Armenia: Former President Accused of Taking Bribes
Robert Kocharyan, the former President of Armenia, is facing charges for having allegedly received bribes but his lawyer Aram Orbelyan told OCCRP on Thursday the charges were fake and the defense is suing for libel.
According to Mr. Orbelyan, the charges stem from the accusation of an Armenian businesswoman, Silva Hambardzumyan, who alleged at a press conference in November 2018 that she had to bribe Kocharyan during his presidency to not impede her business activity.
“I arranged a deal with some Arab [businessmen], and to ensure [my business wasn’t impeded upon], I payed both President of Armenia Robert Kocharyan and Prime Minister Serzh Sargsyan,” Hambardzumyan said.
However, in subsequent interviews, Hambardzumyan made allegations against other members of the former Armenian government, including former Nature Protection Minister Aram Harutyunyan who she says she paid US$ 8 million in return for a mine exploitation license. The minister in question faces charges for both accepting a bribe and for money laundering.
Hambardsumyan herself is also a defendant in a corruption case, and, according to Orbelyan, later retracted her statements against Kocharyan.
The bribery charge is being linked to another charge Kocharyan is facing for violating the country's constitutional order. “It is entirely unclear how this is related … How such [charges can be brought] within the framework of one and the same case,” said Orbelyan.
After having served as president from 1998 to 2008, Kocharyan was arrested in July 2018 when the Armenian Special Investigative Service (SIS) accused him of “overthrowing constitutional order of Armenia” during the final weeks of his rule. He was released from custody after two weeks, but then arrested again in December following another court ruling.

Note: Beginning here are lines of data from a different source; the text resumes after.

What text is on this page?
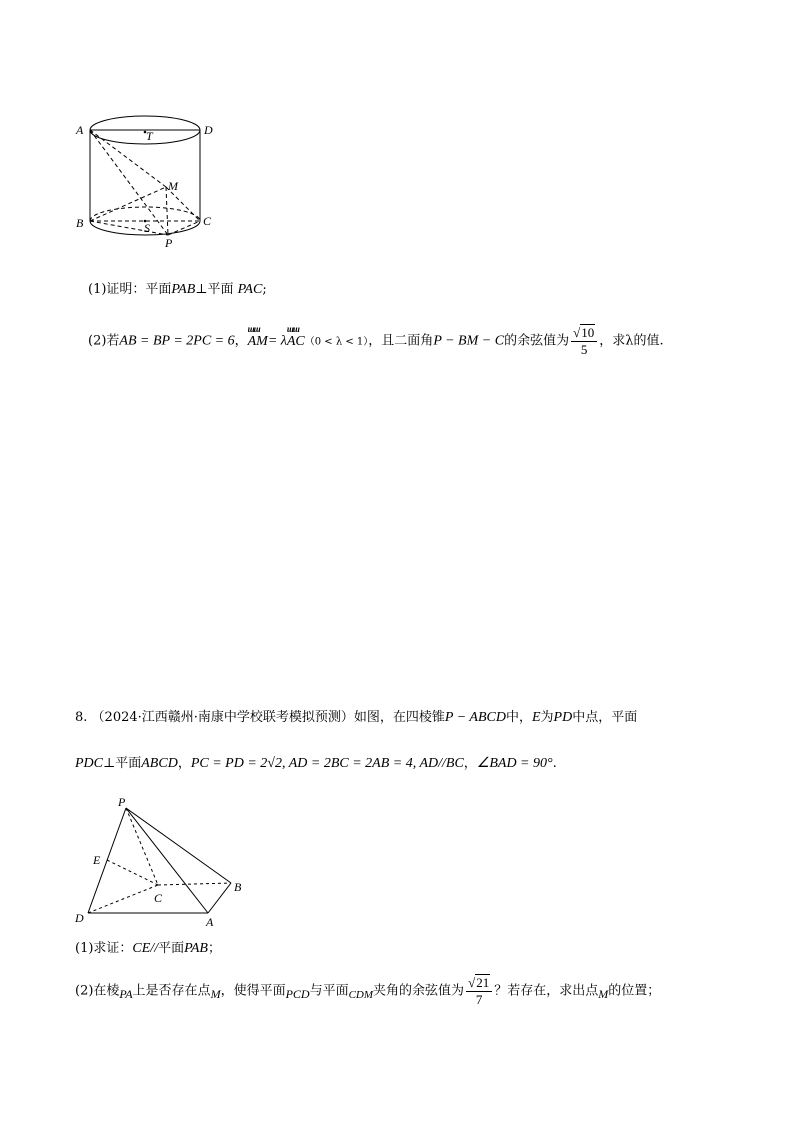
A	D
T
M
B	C
S
P
(1)证明：平面PAB⊥平面 PAC;
(2)若AB = BP = 2PC = 6，ɯɯ AM= λɯɯ AC（0 < λ < 1），且二面角P − BM − C的余弦值为 $\frac{√10}{5}$ ，求λ的值.
8. （2024·江西赣州·南康中学校联考模拟预测）如图，在四棱锥P − ABCD中，E为PD中点，平面
PDC⊥平面ABCD，PC = PD = 2√2, AD = 2BC = 2AB = 4, AD//BC，∠BAD = 90°.
P
E
C
B
D	A
(1)求证：CE//平面PAB；
(2)在棱$_{PA}$上是否存在点$_M$，使得平面$_{PCD}$与平面$_{CDM}$夹角的余弦值为 $\frac{√21}{7}$ ？若存在，求出点$_M$的位置；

The constitutional violation charges relate to the final weeks of Kocharyan’s final presidential term, when his preferred candidate won the election. The SIS has found that he illegally used Armenian army units against the protesters that took to the streets claiming election fraud. Kocharyan is accused of ordering the use of illegal force against protesters. Eight protesters were killed along with two police officers in the ensuing clashes.
Kocharyan’s other lawyer Ruben Sahakyan claims the case is politically motivated. “We are working with amateurs, because they are fulfilling the political will of the country’s leadership ... This has nothing to do with jurisprudence,” he proclaimed.
Kocharyan believes this charge is politically motivated because Armenia’s current Prime Minister Nikol Pashinyan was a supporter of the candidate who lost the election in 2008.
Pashinyan protested the alleged election fraud, and was forced to go underground for over a year to avoid arrest on mass disturbance charges. After turning himself in in 2010, Pashinyan spent almost two years in jail before being granted amnesty after the government succumbed to international pressure.